Movies based on comic book superheroes show no signs of stopping any time soon—a phenomenon that has elicited equal parts excitement from fans and derision from critics. This summer, we’ve had successes like X-Men: First Class and failures like Green Lantern (as a longtime fan of the character, that was a particularly hard pill to swallow). Among the successes, we can count Marvel’s Captain America: The First Avenger. While the World War II-themed film emerged as one of the better entries in the genre, it certainly wasn’t the character’s first foray into the cinema, as seen by the DVD re-release of 1990’s Captain America, a film that can help remind us how far superhero movies have come in the last 20 or so years.
The most recent cinematic Captain America adventure kept things mostly confined to the 1940s, but this version uses those adventures as a starting point. It opens with the creation of the Red Skull (Scott Paulin), this time a young Italian boy who was kidnapped by Nazis and forced into experiments to create a super-soldier. Guilty over her role in the effort, Dr. Vaselli (Carla Cassola) defects to the U.S., where she spearheads the effort to turn good ol’ American boy Steve Rogers (Matt Salinger) into a force able to oppose the villain.
Their first confrontation ends badly for both, with the Red Skull’s plan defeated and Captain America frozen in Arctic ice. Some 50 years later, researchers discover the Captain and manage to revive him, leaving him somewhat confused and lost in the modern era. While he struggles to reconnect with the world, the Red Skull has also resurfaced, kidnapping U.S. President Kimball (Ronny Cox) in a bid to prevent his pro-environmental agenda from interfering with the corrupt military-industrial complex. Of course, there’s only one person who can stop the Red Skull—and, with the help of a reporter (Ned Beatty) and Sharon Carter (Kim Gilllingham), the daughter of his 1940s girlfriend, Captain America gets back into action.

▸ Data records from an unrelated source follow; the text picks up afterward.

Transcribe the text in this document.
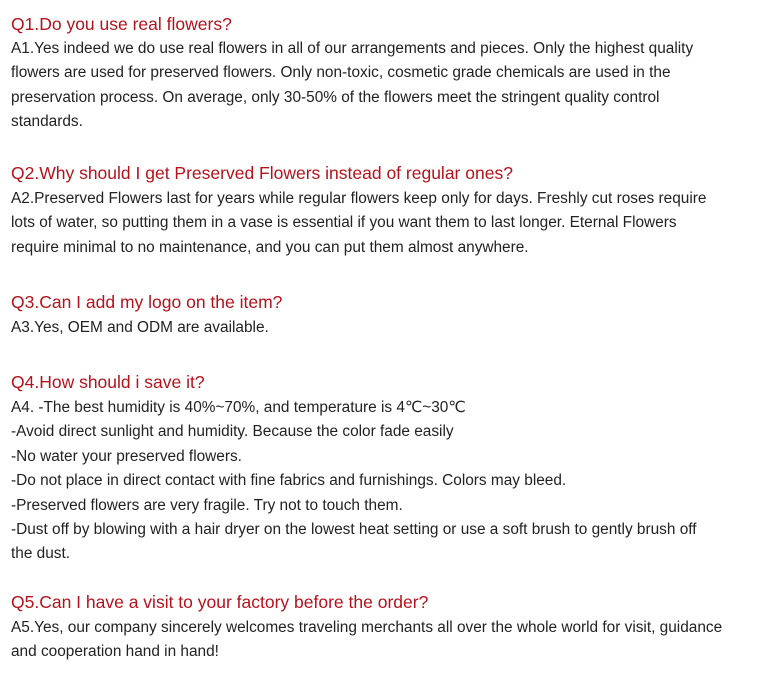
Q1.Do you use real flowers?

A1.Yes indeed we do use real flowers in all of our arrangements and pieces. Only the highest quality
flowers are used for preserved flowers. Only non-toxic, cosmetic grade chemicals are used in the
preservation process. On average, only 30-50% of the flowers meet the stringent quality control
standards.

Q2.Why should I get Preserved Flowers instead of regular ones?

A2.Preserved Flowers last for years while regular flowers keep only for days. Freshly cut roses require
lots of water, so putting them in a vase is essential if you want them to last longer. Eternal Flowers
require minimal to no maintenance, and you can put them almost anywhere.

Q3.Can I add my logo on the item?

A3.Yes, OEM and ODM are available.

Q4.How should i save it?

A4. -The best humidity is 40%~70%, and temperature is 4℃~30℃
-Avoid direct sunlight and humidity. Because the color fade easily
-No water your preserved flowers.
-Do not place in direct contact with fine fabrics and furnishings. Colors may bleed.
-Preserved flowers are very fragile. Try not to touch them.
-Dust off by blowing with a hair dryer on the lowest heat setting or use a soft brush to gently brush off
the dust.

Q5.Can I have a visit to your factory before the order?

A5.Yes, our company sincerely welcomes traveling merchants all over the whole world for visit, guidance
and cooperation hand in hand!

More than anything else, Captain America is a reminder of what superhero movies used to be like. Partly due to technical limitations and partly due to audience tastes, these weren’t the mega-budget blockbusters that so infuriate film snobs now. Outside of the Superman franchise, which flamed out after the dismal fourth movie, and Batman, which had become a surprise hit, few producers were willing to risk much money on spandex-clad comic book heroes.
Those budgetary limitations are all over Captain America. Starting with a decent but uninspired script and continuing through the cast of unknowns and B-listers, everything feels cheap. Salinger does his best as the square-jawed Boy Scout, but he doesn’t have the experience or natural charisma to carry the film. Paulin hams it up as the Red Skull, occasionally showing some real flair, but mostly just wandering through typical villain clichés.
And then there’s the costume. If filmmakers have learned anything over the last decade of superhero films, it’s how to translate the look of a superhero into something that doesn’t immediately inspire laughter. Captain America hadn’t learned that yet, and it goes for a straight translation of red, white, and blue spandex, complete with wings over the ears.
To be fair, it isn’t an awful film. That distinction better applies to Roger Corman’s Fantastic Four, which was so bad it was never even released. Captain America tried to bring one of Marvel’s top characters to the screen, but it was hamstrung from the beginning by a lack of resources and an industry that hadn’t fully figured out how to translate what worked on the page to what works on the screen. Thankfully for those of us who have always been fans of the genre, they’ve gotten much, much better.